Hearing James tell me of his frustration in searching for a job left me just as frustrated, to understand his journey and see the hurdles he faces is exhausting and it’s not me running his race. I spoke to another person today along the lines of transgenerational trauma and the impact this has on our up and coming generations. By Barra-gi creating a culturally safe place to speak, gain tickets and complete our job-ready programs which lead to employment we are able to assist James and others like James in gaining confidence and skills and empowering them to keep pushing forward whilst we walk alongside them in their employment journey and break down barriers together.
Whilst I can understand unfavorable attitudes from employers I can hear so much passion and determination when James speaks. His confidence has been beaten a little but his attitude is still strong and finding such resilience in someone who has walked a tougher path than most is inspiring and gives me a better understanding as to why I will continue to walk beside our Indigenous job-seekers who face a few more hurdles than most.

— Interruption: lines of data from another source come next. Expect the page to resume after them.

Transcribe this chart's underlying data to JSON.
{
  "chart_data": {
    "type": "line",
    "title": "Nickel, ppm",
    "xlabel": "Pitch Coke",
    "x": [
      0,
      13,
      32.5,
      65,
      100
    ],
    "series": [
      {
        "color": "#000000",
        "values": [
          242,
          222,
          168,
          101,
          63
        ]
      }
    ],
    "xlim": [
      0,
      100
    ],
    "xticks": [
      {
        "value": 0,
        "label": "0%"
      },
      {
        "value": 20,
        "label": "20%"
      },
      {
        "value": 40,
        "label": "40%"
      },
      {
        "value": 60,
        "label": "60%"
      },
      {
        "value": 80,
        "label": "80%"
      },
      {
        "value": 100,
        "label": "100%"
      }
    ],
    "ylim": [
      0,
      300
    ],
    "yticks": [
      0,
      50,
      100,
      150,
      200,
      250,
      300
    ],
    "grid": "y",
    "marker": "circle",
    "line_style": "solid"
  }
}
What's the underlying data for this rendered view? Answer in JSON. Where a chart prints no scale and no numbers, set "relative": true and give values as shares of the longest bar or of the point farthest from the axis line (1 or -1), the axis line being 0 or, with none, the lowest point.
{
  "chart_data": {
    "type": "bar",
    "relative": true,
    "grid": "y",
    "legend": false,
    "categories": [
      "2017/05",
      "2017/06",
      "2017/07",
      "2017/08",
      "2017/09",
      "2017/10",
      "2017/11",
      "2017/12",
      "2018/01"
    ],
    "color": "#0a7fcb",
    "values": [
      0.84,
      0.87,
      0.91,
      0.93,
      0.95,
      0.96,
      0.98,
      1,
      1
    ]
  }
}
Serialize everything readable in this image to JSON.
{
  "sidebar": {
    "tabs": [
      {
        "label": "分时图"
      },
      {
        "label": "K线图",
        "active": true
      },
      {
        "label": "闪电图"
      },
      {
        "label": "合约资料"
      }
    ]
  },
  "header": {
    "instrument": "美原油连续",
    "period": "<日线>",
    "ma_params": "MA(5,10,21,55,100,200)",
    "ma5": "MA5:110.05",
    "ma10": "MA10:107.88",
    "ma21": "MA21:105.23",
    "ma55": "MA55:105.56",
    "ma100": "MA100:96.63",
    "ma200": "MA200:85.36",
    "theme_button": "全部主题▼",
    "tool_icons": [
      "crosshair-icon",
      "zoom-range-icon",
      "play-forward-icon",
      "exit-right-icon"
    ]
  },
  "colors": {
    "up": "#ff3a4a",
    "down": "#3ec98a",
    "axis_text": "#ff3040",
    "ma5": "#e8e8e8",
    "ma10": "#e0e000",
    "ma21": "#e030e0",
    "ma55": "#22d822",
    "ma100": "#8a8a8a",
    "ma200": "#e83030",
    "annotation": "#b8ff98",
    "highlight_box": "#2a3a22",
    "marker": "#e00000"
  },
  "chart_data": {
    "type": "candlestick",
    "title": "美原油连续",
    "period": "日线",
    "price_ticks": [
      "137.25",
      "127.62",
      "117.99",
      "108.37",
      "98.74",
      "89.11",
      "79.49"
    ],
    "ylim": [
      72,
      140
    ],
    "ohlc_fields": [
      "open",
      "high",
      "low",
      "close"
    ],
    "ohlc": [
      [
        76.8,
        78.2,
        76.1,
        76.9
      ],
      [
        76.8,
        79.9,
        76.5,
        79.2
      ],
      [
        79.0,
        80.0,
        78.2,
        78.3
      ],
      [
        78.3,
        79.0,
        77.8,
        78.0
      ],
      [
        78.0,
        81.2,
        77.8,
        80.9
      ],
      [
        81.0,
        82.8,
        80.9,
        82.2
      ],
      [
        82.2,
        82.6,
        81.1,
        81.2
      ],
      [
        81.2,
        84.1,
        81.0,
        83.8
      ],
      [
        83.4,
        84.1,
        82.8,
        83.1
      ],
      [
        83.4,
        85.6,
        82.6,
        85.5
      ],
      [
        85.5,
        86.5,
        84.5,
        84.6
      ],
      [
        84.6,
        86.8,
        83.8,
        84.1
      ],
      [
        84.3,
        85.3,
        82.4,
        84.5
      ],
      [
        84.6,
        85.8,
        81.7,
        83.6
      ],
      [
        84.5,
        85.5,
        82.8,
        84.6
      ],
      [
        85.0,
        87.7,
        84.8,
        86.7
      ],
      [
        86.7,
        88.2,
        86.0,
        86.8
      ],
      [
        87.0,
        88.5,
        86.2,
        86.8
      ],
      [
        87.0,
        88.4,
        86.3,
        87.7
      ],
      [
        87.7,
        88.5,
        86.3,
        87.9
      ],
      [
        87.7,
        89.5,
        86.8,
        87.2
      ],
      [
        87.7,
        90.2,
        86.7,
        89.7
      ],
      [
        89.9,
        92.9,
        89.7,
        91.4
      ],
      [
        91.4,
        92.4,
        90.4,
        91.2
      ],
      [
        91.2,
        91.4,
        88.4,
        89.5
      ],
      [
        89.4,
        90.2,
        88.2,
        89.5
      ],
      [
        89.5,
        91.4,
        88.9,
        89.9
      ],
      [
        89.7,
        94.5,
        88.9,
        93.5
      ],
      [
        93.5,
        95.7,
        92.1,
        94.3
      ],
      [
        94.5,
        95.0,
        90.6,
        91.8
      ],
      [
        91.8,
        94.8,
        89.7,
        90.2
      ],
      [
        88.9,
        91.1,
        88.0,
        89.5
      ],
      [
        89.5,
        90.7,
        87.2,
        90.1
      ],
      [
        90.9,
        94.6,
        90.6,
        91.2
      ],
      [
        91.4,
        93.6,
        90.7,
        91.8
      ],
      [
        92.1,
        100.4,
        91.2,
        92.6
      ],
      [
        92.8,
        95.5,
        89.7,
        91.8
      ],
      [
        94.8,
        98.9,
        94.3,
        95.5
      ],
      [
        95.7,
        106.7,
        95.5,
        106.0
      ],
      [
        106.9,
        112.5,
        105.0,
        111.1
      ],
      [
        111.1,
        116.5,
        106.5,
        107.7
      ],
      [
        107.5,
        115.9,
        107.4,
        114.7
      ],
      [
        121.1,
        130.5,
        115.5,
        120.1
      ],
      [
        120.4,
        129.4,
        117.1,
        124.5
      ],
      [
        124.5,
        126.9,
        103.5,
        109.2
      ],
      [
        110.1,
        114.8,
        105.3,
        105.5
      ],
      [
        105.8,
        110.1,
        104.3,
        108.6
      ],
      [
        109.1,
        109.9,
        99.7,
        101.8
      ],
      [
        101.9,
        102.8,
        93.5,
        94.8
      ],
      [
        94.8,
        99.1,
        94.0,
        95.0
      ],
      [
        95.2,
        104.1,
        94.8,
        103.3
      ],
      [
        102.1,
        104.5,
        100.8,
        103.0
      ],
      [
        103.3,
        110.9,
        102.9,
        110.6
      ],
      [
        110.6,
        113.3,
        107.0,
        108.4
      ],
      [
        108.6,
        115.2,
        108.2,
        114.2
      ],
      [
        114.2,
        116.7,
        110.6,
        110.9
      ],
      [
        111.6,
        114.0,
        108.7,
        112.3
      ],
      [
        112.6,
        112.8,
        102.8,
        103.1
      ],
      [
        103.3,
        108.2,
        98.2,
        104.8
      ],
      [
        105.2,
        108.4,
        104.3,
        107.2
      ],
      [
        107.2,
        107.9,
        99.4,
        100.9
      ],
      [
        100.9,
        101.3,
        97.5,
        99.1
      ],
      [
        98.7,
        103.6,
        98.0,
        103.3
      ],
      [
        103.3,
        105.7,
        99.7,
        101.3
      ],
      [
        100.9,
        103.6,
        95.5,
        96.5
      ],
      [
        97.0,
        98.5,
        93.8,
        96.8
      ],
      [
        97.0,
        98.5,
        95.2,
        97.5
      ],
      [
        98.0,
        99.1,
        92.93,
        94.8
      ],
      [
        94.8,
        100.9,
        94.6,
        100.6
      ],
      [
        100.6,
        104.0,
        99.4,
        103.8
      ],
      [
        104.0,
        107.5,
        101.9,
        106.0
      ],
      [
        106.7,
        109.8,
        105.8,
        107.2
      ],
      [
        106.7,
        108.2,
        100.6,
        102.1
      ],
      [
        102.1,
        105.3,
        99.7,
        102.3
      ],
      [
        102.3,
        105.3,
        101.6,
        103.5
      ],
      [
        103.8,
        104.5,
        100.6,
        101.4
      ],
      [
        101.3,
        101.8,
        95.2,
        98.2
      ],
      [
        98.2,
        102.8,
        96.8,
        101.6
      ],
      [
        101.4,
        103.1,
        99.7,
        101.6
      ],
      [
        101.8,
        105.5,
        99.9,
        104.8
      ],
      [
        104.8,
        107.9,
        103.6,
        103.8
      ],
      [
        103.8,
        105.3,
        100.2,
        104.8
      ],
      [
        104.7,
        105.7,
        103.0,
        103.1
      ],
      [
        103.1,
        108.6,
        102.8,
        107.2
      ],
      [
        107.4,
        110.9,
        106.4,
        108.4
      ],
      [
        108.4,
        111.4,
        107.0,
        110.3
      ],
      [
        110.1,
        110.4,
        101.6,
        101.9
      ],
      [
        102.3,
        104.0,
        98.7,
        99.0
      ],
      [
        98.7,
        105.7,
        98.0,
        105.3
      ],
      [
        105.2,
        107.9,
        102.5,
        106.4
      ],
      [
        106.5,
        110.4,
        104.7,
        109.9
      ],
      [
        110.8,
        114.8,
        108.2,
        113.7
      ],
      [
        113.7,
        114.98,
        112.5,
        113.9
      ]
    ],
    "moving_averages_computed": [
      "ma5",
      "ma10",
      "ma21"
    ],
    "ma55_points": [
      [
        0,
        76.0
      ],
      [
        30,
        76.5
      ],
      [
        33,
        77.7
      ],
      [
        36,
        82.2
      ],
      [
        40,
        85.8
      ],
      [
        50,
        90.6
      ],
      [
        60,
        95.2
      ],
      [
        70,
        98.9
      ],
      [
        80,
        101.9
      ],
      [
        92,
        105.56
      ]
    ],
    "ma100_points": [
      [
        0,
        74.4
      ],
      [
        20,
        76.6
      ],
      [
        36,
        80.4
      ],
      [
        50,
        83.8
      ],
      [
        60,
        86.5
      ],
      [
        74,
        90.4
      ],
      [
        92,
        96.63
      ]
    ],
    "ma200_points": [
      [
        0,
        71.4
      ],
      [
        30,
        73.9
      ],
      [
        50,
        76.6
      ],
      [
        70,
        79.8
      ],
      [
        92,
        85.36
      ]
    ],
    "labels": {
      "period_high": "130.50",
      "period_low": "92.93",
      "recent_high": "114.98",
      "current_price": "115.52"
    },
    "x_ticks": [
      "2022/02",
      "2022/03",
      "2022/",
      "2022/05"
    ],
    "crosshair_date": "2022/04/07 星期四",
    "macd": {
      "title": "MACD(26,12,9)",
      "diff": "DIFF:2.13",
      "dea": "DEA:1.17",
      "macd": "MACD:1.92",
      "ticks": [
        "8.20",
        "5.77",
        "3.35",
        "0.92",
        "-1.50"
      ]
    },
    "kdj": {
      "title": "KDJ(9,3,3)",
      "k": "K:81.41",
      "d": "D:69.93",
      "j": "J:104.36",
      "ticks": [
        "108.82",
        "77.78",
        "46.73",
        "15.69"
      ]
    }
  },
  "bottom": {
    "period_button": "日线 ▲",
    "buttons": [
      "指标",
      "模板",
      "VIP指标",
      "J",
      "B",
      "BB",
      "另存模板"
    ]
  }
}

I am a firm believer in change and believe people can change, we are currently working on creating a program to assist people like James who face the extra hurdle or two and would be excited to gain your support. We have put a call out previously for businesses who have current vacancies to reach out to us so we can assist in sourcing applicants, we are putting out another call of support for businesses to assist us in continuing to create this supportive community to assist our Indigenous participants who are facing challenges, and require support to assist in their employment journey. Let us not only source applicants but let us create job-ready programs that instill confidence to create job-ready Indigenous workers to fill vacancies within your business.
Let’s walk together to make a positive difference in the lives of Indigenous people and break down barriers together.